American educator, scientist, mechanic, and YouTube personality (born 1992)

Cody Reeder is an American educator, amateur scientist, mechanic and YouTube personality. He runs the popular YouTube channel Cody'sLab.

==Life==
Reeder was born and raised near Grantsville, Utah, on "an off grid ranch in the west desert".

He has worked as a mechanic, and studied geology at Westminster College and Utah State University, but was later academically suspended due to a low GPA.

== Experiments ==

Having joined YouTube in 2011, Reeder initially began posting videos of his experiments to show to his grandmother: "I would do science experiments all the time anyway ... Then other people started watching them", he explained in a 2017 interview.

His channel Cody'sLab reached 100,000 subscribers in October 2015. Having not received his silver play button six months later, Reeder celebrated reaching 250,000 subscribers by forging a homemade play button out of genuine silver. He reached 1,000,000 subscribers in early 2017.

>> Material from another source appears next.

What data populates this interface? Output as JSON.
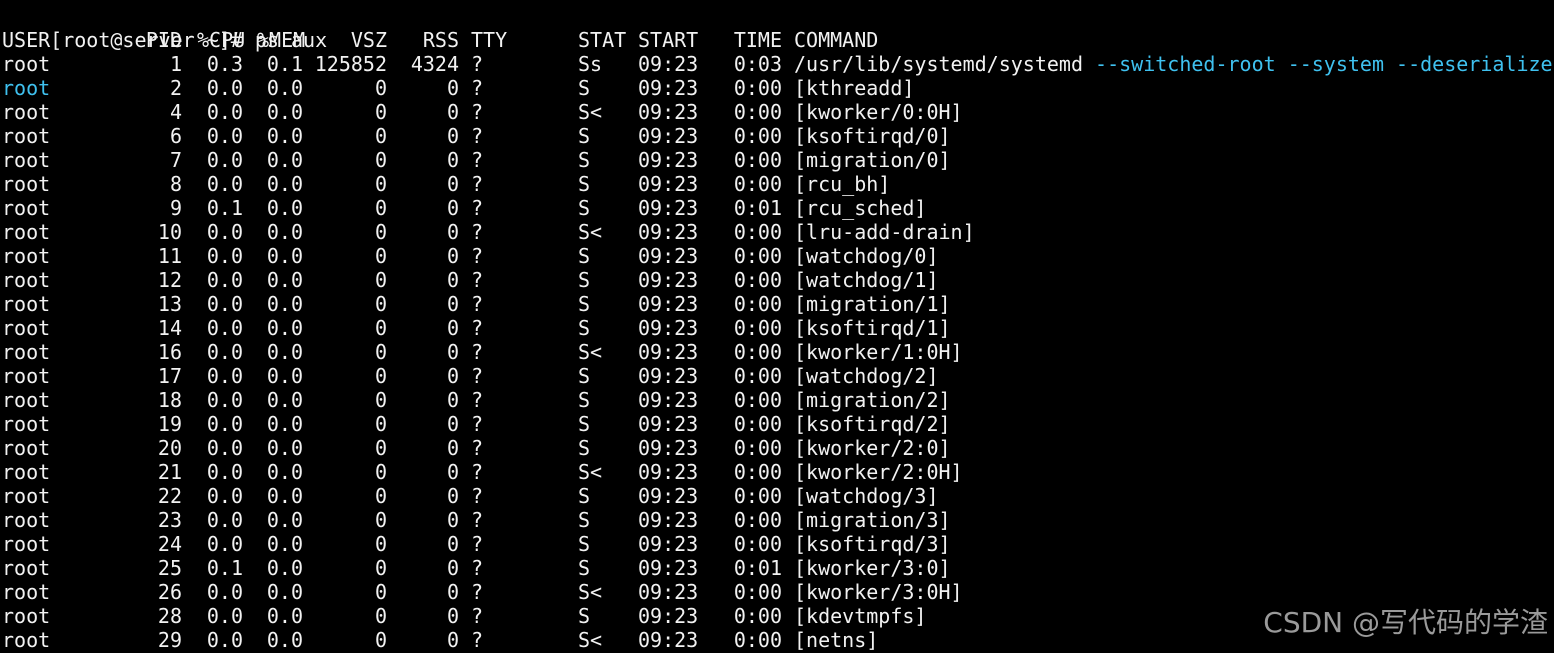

Reeder first gained considerable media attention in 2016, after posting a video of himself drinking water containing a small, diluted amount of cyanide. The purpose was to prove how the dosage defines toxicity. While emphasizing that the amount he consumed (17 mg) was considerably smaller than any lethal dose, Reeder said he did experience certain symptoms of the toxin such as rapid breathing. This video, among others, has since been removed from his channel. Similar experiments however, such as him drinking heavy water, "hydric acid" (tongue-in-cheek), and breathing in all the noble gases, remain available as of August 2026.

In 2017, his channel was suspended for two weeks, following received strikes. The reason was suspected to be a video on the science behind how small insects (Reeder used fruit flies, of unspecified species) can survive being microwaved, while larger ones cannot. Preceding the suspension, an increase in flagged videos and concern that his account may be deactivated, prompted Reeder to create a back-up channel Which is now unavailable (12 September 2026). An article on TubeFilter blamed "overzealous viewers" for generating the automatic strikes, writing that Reeder's channel is both "wholesome and family-friendly", and commenting on how YouTube's strike system also affects those "who stay well within the bounds of acceptable content".

In a 2019 video explaining a period of channel inactivity, Reeder mentioned how some of his videos, although intended to be used for educational purposes, had been flagged by YouTube, showing a warning he received for a video on making gunpowder from urine. In the same video, Reeder explained how he also had been visited by United States government agents, after publishing several videos on isotope isolation and nuclear radiation. The agents, equipped with geiger counters, did not find anything of concern, and Reeder himself said that they were only trying to help him not get in trouble in the future.

He has also received media attention after becoming one of the 100 finalists of the defunct Mars One Mars colonization program, having been selected from over 200,000 applicants.